Black leaders on RPS boards have shared the challenges that they have faced as black pharmacists, arguing that visibility and representation is integral to delivering quality in the future.
At an online panel hosted by the Royal Pharmaceutical Society yesterday for Black History Month, speakers from across the UK argued that diversity at all levels of the pharmacy sector was important not only for the profession, but for patients and the communities that pharmacies represent.
Tase Oputu, an English Pharmacy Board and RPS Assembly member and lead pharmacist for Medicines Commissioning and Pathways at Barts Health NHS Trust, described visibility and representation as a ‘no-brainer’, highlighting its importance in addressing health inequalities and delivering better outcomes for patients.
Ms Oputu said: ‘We are not just a minority, we are an integral part of society, and that means that we should also be an integral part of every single layer and strata there is of whatever you are part of: so your organisation, your geographical area that you live in.
‘We have a wealth of patients who are incredibly diverse,’ she added.
‘We need people to either be representative and seen or for people to have cultural intelligence, the ability to understand some of the aspects that we all experience in different ways to support healthcare, and address inequalities within healthcare.’
Lola Dabiri, a RPS Scotland Board member and a community superintendent pharmacist, independent prescriber and pharmacist advisor with NHS 24, argued that having diverse representation allowed people to imagine the future differently.
She said: ‘If you don't see someone that looks like yourself up there. Unconsciously the mind is just going to say: you can’t do that, because there’s nobody that looks like you that is there already.
‘So that is what it is for me, for us to have a future that will be diverse, a future that will have the benefit of different perspectives, a future that will be able to utilise the different perspectives from different cultures and from different value systems and put all of that in the mix to have a society that is successful.’
She said that it was important to continue to fight for representation, ‘otherwise, the future is going to be very boring’ and ‘will not deliver for the society in itself.’
Each of the panellists said that they had experienced both direct and indirect racism during their pharmacy careers.
Bayo Adegbite, community pharmacist and member of the RPS England board, shared one instance of working a locum shift in an area with few other black pharmacists when, despite having worked hard all day, other staff had told him that they would never have him back again.
‘I just couldn't figure out why’, said Mr Adegbite, adding that ‘the penny dropped’ when a friend suggested that it might have been due to his race.

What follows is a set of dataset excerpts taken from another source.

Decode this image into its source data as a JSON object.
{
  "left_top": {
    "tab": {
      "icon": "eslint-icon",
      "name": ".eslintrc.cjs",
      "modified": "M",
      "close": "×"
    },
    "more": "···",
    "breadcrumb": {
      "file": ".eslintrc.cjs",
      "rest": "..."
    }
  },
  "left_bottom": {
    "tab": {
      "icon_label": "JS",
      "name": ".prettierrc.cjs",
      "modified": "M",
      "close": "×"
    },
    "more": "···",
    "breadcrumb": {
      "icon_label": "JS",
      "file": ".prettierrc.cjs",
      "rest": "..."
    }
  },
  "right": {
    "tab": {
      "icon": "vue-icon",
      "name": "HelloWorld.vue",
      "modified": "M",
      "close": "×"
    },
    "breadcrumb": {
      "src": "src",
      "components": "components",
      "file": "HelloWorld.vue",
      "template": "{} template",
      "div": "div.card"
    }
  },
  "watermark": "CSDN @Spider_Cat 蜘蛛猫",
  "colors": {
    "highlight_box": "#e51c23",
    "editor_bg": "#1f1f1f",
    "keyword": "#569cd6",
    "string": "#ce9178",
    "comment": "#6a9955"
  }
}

‘Little things like that just kind of like shape your experiences in life, where you always remember that whatever you do, you just have to keep on at it and be the very best you can,’ he said.
Mr Adegbite said that representation for other and future pharmacists was part of the reason that he decided to stand for the RPS board a second time, despite not succeeding initially – and was successful in joining the English Pharmacy Board in May 2022.
‘I just felt I didn't want to let anyone down, to be honest, even let myself down or whoever would represent in the future,’ he explained.
‘You just [have to] keep on going till there's nowhere left, because if I didn't try a second time, we probably still won't have a black male member of the board. So, you know, we just have to keep on going,’ he added.
‘The beauty of what I see today, which I think we've achieved, which shouldn't be underestimated is any black pharmacist, pre-reg, trainee, pharmacy student, even people in secondary schools or primary school who are thinking of becoming a pharmacist – if they look at the RPS board, they'll be like, well, there's a black man there. I can do this. There's a black woman there, I can do this.’
He added that he himself was inspired by reading an article by Elsy Gomez, founder and president of the UK Black Pharmacist Association (UKBPA). ‘I was so impressed that someone could actually come out and put themselves out there at the risk of everything just to explain their story,’ he said.